I guess that my estimated alphas are:
e.d prod.d rw.d U.d
ect1 -0.005972228 0.004658649 -0.10607044 -0.02190508
I guess that I should use alrtest function from urca library:
alrtest(z = jt, A = A1, r = 1)
and probably my A matrix for alpha_e should be like this:
A1 = matrix(c(0, 0, 0, 1, 0, 0, 0, 1, 0, 0, 0, 1),
nrow = 4, ncol = 3, byrow = TRUE)
The results of the test:
jt1 = alrtest(z = jt, A = A1, r = 1)
summary(jt1)
The value of the likelihood ratio test statistic:
0.48 distributed as chi square with 1 df.
The p-value of the test statistic is: 0.49
Eigenvectors, normalised to first column
of the restricted VAR:
[,1]
RK.e.l1 1.0000
RK.prod.l1 0.1352
RK.rw.l1 -0.1937
RK.U.l1 3.9760
RK.constant -960.2126
Weights W of the restricted VAR:
[,1]
[1,] 0.0000
[2,] 0.0084
[3,] -0.1342
[4,] -0.0315
Which I guess means that I can't reject my hypothesis of weak exogeneity of alpha_e. And my new alphas here are: 0.0000, 0.0084, -0.1342, -0.0315.

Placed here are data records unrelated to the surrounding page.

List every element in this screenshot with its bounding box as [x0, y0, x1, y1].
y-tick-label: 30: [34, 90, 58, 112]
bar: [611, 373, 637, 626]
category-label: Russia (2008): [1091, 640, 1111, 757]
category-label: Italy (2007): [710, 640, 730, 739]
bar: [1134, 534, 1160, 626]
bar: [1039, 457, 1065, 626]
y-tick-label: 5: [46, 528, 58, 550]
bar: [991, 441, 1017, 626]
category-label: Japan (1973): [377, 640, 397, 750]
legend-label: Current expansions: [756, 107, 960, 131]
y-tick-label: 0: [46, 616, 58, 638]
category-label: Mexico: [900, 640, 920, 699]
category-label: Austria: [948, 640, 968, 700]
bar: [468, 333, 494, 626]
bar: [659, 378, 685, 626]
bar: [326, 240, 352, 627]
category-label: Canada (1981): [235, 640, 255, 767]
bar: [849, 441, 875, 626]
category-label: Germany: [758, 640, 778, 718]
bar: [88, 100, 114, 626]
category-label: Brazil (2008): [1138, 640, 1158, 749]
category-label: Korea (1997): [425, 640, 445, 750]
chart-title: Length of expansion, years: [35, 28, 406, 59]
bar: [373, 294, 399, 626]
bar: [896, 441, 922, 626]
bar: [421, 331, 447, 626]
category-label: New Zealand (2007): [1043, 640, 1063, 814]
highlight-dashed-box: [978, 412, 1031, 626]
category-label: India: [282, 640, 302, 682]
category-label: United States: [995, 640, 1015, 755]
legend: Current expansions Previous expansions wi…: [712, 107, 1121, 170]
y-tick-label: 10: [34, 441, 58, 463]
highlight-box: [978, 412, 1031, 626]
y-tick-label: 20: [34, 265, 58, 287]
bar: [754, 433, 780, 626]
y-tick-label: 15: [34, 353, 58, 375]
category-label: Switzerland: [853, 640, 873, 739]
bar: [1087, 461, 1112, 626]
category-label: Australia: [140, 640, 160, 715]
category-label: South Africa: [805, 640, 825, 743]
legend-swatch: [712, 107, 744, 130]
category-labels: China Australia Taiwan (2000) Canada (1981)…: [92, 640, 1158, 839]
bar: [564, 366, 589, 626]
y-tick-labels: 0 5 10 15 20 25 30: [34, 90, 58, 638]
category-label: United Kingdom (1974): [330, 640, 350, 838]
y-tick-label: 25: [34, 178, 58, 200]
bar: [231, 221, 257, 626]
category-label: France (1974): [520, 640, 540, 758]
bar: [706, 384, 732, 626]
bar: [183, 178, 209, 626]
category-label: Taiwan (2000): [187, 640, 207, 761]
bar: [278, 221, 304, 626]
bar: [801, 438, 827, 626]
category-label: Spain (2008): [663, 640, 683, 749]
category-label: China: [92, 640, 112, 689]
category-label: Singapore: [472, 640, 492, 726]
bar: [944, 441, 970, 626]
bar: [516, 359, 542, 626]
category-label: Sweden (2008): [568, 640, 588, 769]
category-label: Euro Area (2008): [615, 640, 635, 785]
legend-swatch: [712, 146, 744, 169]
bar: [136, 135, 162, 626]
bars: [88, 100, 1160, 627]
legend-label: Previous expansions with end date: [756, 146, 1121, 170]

Now the question is how can I impose this restriction on my VECM model?
If I do:
t1 = cajorls(jt1, r = 1)
t1$rlm$coefficients
e.d prod.d rw.d U.d
ect1 -0.005754775 0.007717881 -0.13282970 -0.02848404
e.dl1 0.830418381 -0.049601229 -0.30644063 -0.60236338
prod.dl1 0.207857861 0.272499006 -0.06742147 -0.08561076
rw.dl1 -0.037677197 0.102991919 -0.05986655 -0.02019326
U.dl1 0.231855899 -0.530897862 0.30720652 -0.16277775
t1$beta
ect1
e.l1 1.0000000
prod.l1 0.1351633
rw.l1 -0.1936612
U.l1 3.9759842
constant -960.2126150
the new model don't have 0.0000, 0.0084, -0.1342, -0.0315 for alphas. It has -0.005754775 0.007717881 -0.13282970 -0.02848404 instead.

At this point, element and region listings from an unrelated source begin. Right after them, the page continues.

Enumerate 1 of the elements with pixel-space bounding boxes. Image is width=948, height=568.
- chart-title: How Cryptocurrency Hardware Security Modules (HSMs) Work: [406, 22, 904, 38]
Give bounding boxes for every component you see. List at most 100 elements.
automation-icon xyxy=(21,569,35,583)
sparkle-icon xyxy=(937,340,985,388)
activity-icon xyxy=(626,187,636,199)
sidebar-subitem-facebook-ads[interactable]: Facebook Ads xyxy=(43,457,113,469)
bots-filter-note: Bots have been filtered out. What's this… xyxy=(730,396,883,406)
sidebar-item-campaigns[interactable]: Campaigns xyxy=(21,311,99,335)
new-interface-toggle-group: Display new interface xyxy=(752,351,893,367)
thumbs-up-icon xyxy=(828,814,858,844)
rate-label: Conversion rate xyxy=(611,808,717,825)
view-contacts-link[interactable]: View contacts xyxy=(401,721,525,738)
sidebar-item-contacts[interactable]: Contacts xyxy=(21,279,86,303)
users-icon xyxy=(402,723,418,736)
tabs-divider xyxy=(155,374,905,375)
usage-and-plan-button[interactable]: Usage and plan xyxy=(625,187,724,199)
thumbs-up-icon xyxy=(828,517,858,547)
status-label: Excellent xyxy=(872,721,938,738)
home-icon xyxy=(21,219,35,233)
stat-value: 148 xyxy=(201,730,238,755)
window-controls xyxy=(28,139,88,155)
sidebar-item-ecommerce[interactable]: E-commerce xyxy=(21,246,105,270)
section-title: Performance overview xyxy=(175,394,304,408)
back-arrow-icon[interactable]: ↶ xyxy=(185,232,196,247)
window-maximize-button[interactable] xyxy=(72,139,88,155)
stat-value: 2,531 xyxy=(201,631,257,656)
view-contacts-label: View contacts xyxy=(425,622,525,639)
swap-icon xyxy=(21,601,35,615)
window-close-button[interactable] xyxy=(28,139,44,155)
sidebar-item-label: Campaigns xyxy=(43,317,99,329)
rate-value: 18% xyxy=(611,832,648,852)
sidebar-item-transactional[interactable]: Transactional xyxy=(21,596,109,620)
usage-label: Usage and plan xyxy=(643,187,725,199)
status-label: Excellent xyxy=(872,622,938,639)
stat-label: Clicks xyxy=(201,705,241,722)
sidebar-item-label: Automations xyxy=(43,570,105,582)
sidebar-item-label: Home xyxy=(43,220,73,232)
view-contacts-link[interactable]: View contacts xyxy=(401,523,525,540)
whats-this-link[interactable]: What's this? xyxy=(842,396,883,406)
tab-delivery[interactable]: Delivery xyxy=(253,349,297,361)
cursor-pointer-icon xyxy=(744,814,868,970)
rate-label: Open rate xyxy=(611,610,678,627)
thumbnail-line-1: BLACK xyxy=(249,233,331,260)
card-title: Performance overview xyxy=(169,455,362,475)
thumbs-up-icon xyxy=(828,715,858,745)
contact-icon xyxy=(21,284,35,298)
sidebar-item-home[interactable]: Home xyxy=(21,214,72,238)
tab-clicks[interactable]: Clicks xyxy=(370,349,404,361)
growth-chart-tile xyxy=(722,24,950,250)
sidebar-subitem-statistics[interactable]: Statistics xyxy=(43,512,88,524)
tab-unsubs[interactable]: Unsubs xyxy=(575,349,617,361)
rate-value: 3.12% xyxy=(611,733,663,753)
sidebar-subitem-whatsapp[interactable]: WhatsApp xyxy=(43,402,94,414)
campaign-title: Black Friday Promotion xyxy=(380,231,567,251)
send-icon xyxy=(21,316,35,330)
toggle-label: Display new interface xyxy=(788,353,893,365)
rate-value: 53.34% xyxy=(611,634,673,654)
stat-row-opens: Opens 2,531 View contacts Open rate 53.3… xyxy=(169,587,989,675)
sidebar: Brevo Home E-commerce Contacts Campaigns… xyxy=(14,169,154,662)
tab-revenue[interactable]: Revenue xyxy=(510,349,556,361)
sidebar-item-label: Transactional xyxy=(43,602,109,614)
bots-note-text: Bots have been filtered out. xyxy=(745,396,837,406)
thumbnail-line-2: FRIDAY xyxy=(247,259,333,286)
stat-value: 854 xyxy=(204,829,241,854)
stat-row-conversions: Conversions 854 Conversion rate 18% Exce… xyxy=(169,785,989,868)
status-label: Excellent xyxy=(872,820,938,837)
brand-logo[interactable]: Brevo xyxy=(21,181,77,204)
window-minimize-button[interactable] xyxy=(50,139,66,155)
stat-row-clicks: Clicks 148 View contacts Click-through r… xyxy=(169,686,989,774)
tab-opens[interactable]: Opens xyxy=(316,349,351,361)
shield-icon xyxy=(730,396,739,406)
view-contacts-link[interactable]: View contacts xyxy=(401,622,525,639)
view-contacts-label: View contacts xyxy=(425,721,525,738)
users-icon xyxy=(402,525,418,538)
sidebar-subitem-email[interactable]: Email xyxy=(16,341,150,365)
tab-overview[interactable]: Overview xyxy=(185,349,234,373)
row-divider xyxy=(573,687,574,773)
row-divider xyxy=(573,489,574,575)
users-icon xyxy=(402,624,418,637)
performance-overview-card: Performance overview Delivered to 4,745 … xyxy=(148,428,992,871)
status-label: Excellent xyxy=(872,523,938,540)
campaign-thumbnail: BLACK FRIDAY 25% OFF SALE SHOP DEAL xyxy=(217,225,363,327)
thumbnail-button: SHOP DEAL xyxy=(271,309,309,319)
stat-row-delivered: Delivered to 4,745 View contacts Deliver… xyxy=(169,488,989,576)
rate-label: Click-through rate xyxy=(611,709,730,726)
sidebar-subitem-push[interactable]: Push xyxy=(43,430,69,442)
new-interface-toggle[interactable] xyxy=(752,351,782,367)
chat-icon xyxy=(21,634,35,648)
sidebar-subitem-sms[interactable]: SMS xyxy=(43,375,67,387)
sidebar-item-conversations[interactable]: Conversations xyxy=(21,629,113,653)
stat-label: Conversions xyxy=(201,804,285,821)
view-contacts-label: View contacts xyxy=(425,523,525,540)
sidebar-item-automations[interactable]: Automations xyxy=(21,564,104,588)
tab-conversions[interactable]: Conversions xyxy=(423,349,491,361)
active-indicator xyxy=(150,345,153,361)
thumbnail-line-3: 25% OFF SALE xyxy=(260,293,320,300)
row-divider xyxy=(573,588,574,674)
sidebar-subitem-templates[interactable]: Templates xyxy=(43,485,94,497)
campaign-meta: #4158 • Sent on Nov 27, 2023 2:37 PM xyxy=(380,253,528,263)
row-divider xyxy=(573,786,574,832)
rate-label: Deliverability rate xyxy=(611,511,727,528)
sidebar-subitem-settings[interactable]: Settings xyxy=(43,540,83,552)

How can I get reestimated model with alpha_e = 0? I want reestimated model with alpha_e = 0 because I would like to use it for predictions (vecm -> vec2var -> predict, but vec2var doesn't accept jt1 directly). And in general - are calculations which I made correct or not?

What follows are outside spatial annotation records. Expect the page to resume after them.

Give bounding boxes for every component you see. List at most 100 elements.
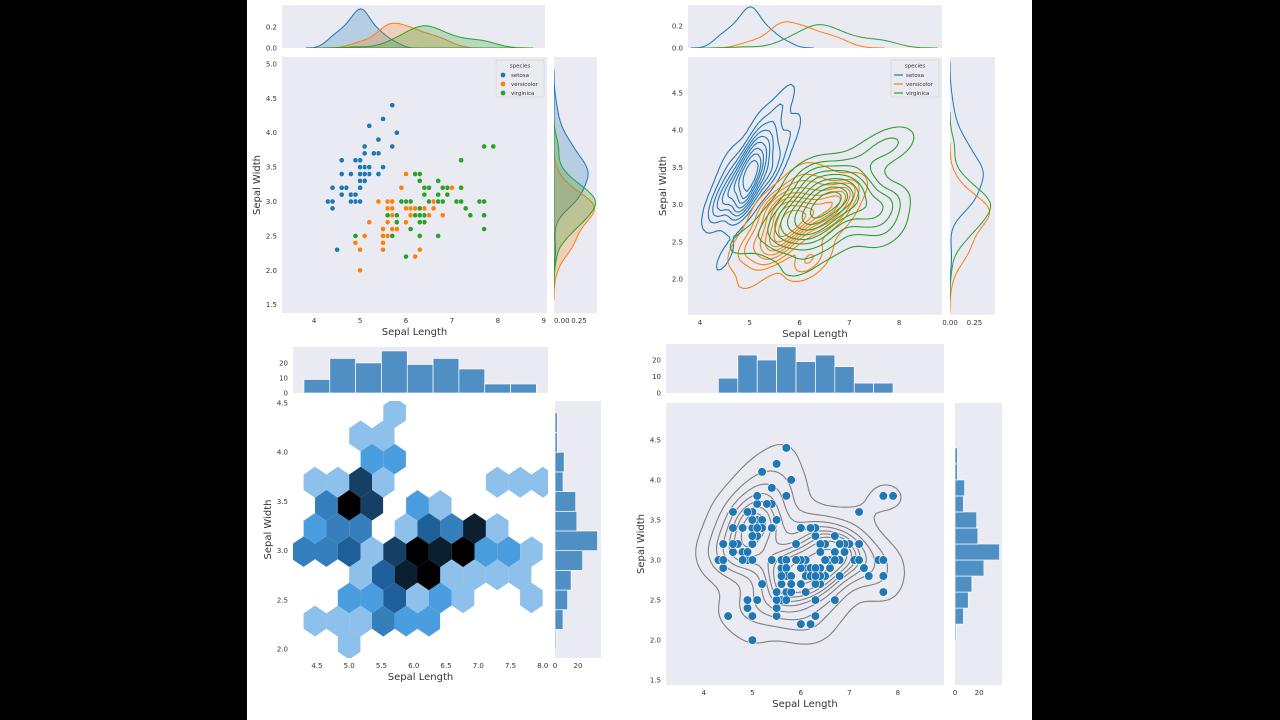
plot-4-top-hist-bar (853, 382, 875, 393)
plot-1-top-marginal-tick-label: 0.0 (266, 45, 277, 53)
plot-4-point (752, 595, 762, 605)
plot-2-virginica-contour-level-9 (809, 191, 842, 219)
plot-4-point (786, 571, 796, 581)
plot-2-y-tick-label: 2.0 (672, 276, 683, 284)
plot-4-point (762, 499, 772, 509)
plot-4-point (738, 523, 748, 533)
plot-1-point-virginica (416, 219, 423, 226)
plot-2-virginica-contour-level-5 (780, 173, 868, 241)
plot-3-right-hist-bar (555, 510, 578, 532)
plot-4-point (854, 539, 864, 549)
plot-4-point (835, 539, 845, 549)
plot-1-point-virginica (435, 178, 442, 184)
plot-1-point-setosa (380, 164, 386, 170)
plot-4-point (839, 547, 850, 557)
plot-3-right-marginal-tick-label: 20 (574, 662, 583, 670)
plot-3-hex-cell (372, 420, 395, 452)
plot-2-virginica-contour-level-1 (729, 126, 915, 277)
plot-2-y-tick-label: 2.5 (672, 238, 683, 246)
plot-2-virginica-contour-level-2 (757, 137, 901, 260)
plot-2-right-marginal (950, 61, 992, 312)
plot-1-point-versicolor (439, 212, 446, 219)
plot-4-point (815, 547, 825, 557)
plot-2-setosa-contour-level-9 (742, 159, 759, 193)
plot-3-right-hist-bar (555, 609, 564, 630)
plot-3-right-hist-bar (555, 530, 598, 552)
plot-1-point-versicolor (357, 246, 363, 253)
plot-4-right-marginal-tick-label: 0 (953, 689, 957, 697)
plot-1-point-setosa (338, 184, 345, 191)
plot-2-x-axis-label: Sepal Length (782, 329, 847, 340)
plot-3-hex-cell (417, 559, 441, 591)
plot-3-hex-cell (440, 559, 464, 591)
plot-2-virginica-contour-level-6 (786, 178, 860, 236)
plot-3-hex-cell (293, 652, 302, 658)
plot-4-point (747, 539, 757, 549)
plot-3-y-tick-label: 3.0 (277, 547, 288, 555)
plot-1-legend-label-versicolor: versicolor (511, 82, 539, 88)
plot-4-point (772, 587, 782, 597)
plot-3-hex-cell (360, 582, 384, 614)
plot-4-point (796, 579, 806, 589)
plot-1-point-virginica (481, 143, 487, 150)
plot-3-right-hist-bar (555, 629, 557, 650)
plot-2-setosa-contour-level-1 (701, 83, 802, 271)
plot-4-point (854, 555, 864, 565)
plot-3-y-tick-label: 4.0 (277, 449, 288, 457)
plot-3-hex-cell (326, 466, 350, 498)
plot-1-top-kde-versicolor (322, 22, 485, 48)
plot-4-point (728, 507, 738, 517)
plot-4-right-hist-bar (955, 575, 973, 593)
plot-3-y-axis-label: Sepal Width (263, 500, 274, 560)
plot-3-right-hist-bar (555, 451, 565, 473)
plot-4-point (742, 507, 753, 517)
plot-3-top-hist-bar (303, 379, 331, 393)
plot-1-point-versicolor (412, 253, 419, 260)
plot-2-top-marginal-tick-label: 0.2 (672, 22, 683, 30)
plot-2-y-tick-label: 3.5 (672, 164, 683, 172)
plot-1-legend: species setosa versicolor virginica (495, 59, 545, 98)
plot-3-right-hist-bar (555, 550, 583, 571)
plot-3-y-tick-label: 4.5 (277, 399, 288, 407)
plot-2-legend-label-versicolor: versicolor (906, 82, 934, 88)
plot-2-joint-axes (701, 83, 915, 290)
plot-4-right-hist-bar (955, 447, 958, 465)
plot-3-hex-cell (372, 605, 395, 637)
plot-4-point (742, 547, 753, 557)
plot-3-x-tick-label: 5.0 (344, 662, 355, 670)
plot-4-right-hist-bar (955, 607, 964, 625)
plot-3-hex-cell (497, 536, 521, 568)
plot-2-axis-labels: 4 5 6 7 8 2.0 2.5 3.0 3.5 4.0 4.5 0.0 0.2 0.00 0.25 Sep… (658, 22, 982, 340)
plot-1-point-setosa (371, 150, 377, 157)
plot-4-point (830, 595, 840, 605)
plot-1-legend-marker-setosa (500, 72, 506, 78)
plot-3-hex-cell (465, 651, 484, 658)
plot-4-joint-axes (695, 443, 905, 645)
plot-4-y-tick-label: 3.0 (650, 557, 661, 565)
plot-1-point-virginica (416, 212, 423, 219)
plot-1-x-tick-label: 8 (496, 317, 500, 325)
plot-3-top-hist-bar (406, 364, 434, 393)
plot-3-hex-cell (372, 559, 395, 591)
plot-3-hex-cell (508, 559, 532, 591)
plot-3-y-tick-label: 2.0 (277, 646, 288, 654)
plot-3-hex-cell (349, 420, 372, 452)
plot-2-setosa-contour-level-3 (712, 120, 781, 221)
plot-4-point (810, 571, 821, 581)
plot-1-y-tick-label: 2.0 (266, 267, 277, 275)
plot-4-point (805, 619, 816, 629)
plot-2-x-tick-label: 8 (897, 319, 901, 327)
plot-1-y-tick-label: 1.5 (266, 301, 277, 309)
plot-3-hex-cell (337, 536, 361, 568)
plot-3-hex-cell (451, 582, 475, 614)
plot-4-x-tick-label: 4 (702, 689, 707, 697)
plot-3-right-hist-bar (555, 491, 577, 512)
plot-3-y-tick-label: 2.5 (277, 596, 288, 604)
plot-4-point (738, 555, 748, 565)
plot-3-hex-cell (463, 513, 486, 544)
plot-3-hex-cell (531, 466, 548, 498)
plot-3-hex-cell (377, 401, 390, 406)
plot-3-hex-cell (406, 582, 429, 614)
plot-1-point-setosa (366, 164, 373, 170)
plot-2-virginica-contour-level-3 (767, 165, 894, 251)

Just for illustration, in EViews imposing restriction on alpha looks like this (not for this example):
If you have 1 cointegrating relationship (r=1), as it is in t = cajorls(jt, r = 1), your loading matrix can not have 4 rows and 3 columns:
Matrix A can only have 4 rows and 1 column, if you have 4 variables and 1 cointegrating relationship.